La prima coppa da gelato
Quella che potrebbe definirsi la prima coppa da gelato è stata trovata in Egitto dentro una tomba della II dinastia (2.700 a.C.). Una specie di stampo, due coppe in argento, in una andava la neve (o il ghiaccio tritato), nell’altra la frutta cotta. Le “neviere”, luoghi dove conservare la neve e fabbricare il ghiaccio, sono in realtà un’invenzione molto antica.
Epoca romana

Nell’antica Roma esistevano dei pozzi per il ghiaccio e la neve che gli schiavi portavano dai monti. Tra le rovine di Pompei vi sono tracce che fanno pensare a negozi in cui si vendeva ghiaccio (proveniente dal Vesuvio) tritato e addolcito con miele.

II millennio
La raccolta di ghiaccio per la conservazione di alimenti è in uso in Giappone (dove l’imperatore Nintoku proclamò una giornata del ghiaccio) e in Cina da oltre mille anni. Nell’antica raccolta di odi Shih Ching si parla di un festival della raccolta del ghiaccio.

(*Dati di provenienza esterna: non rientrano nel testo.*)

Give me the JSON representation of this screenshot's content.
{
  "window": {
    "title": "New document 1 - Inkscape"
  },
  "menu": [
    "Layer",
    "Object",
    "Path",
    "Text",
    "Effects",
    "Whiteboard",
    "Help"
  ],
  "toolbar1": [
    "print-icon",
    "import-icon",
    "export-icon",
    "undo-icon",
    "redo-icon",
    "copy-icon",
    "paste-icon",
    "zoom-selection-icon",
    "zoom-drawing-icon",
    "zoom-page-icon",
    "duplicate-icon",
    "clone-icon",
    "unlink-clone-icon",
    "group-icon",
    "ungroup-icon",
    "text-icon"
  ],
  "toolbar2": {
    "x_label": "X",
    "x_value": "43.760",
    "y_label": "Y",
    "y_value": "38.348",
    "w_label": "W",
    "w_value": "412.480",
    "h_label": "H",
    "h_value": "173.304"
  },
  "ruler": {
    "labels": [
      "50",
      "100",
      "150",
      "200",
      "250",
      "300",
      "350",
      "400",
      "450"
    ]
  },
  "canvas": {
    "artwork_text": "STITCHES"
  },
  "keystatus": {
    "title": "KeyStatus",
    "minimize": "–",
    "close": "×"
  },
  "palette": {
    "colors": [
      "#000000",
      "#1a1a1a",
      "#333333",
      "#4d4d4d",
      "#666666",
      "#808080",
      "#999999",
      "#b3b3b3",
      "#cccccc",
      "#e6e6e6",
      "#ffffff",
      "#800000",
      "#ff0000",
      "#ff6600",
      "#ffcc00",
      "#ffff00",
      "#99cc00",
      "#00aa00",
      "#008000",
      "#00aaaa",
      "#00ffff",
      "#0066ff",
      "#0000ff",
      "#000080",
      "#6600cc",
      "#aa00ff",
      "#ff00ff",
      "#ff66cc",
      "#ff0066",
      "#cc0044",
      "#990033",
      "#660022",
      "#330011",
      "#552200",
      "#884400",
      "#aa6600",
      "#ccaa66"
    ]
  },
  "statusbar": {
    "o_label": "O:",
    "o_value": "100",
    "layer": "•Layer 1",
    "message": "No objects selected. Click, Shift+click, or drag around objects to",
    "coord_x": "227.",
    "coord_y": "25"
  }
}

Durante la Dinastia Tang si beveva una bevanda di latte (di capra, mucca o bufala) cotto con farina e canfora e messo in contenitori di ferro sotto neve o ghiaccio.Gli arabi preparavano bevande fredde con ciliegie, cotogne e melograni. La parola “sorbetto” proviene dal turco sherbet – bevanda fresca -, dall’arabo sharab, sorbire, bere.
Epoca Inca
Il primo “gelato” del continente americano è il gelato di “paila”, tradizione delle popolazioni native dell’Ecuador. I Caranqui (o Caras) fanno spedizioni per andare a prendere blocchi di ghiaccio e neve dalla cima del vulcano più vicino, l’Imbabura, e li confezionano in spessi strati di paglia e foglie di frailejón come isolanti termici. Il gelato si fa versando ghiaccio, neve e succhi di frutta in un grande paiolo chiamato “paila” – e a volte latte – mescolando velocemente fino a quando non si solidificava. Con questa tecnica ancestrale, via via perfezionatasi, gli helados de paila si preparano ancora oggi in modo tradizionale in alcune città dell’Ecuador, in particolare nell’odierna Imbabura.
Nel Rinascimento
Secondo la leggenda, la famiglia de’ Medici organizza un concorso per i piatti più originali che viene vinto da un tal Ruggeri, pollivendolo, con una ricetta di una composta raffreddata di acqua, zucchero e frutta probabilmente più simile a una granita o a una cremolata: “ghiaccio all’acqua inzuccherata e profumata”. Se poi fu proprio Caterina de’ Medici, in occasione delle nozze con il Duca d’Orleans, futuro Enrico II, a portar con sé Ruggeri e quest’arte Oltralpe, questo è oggetto di disputa.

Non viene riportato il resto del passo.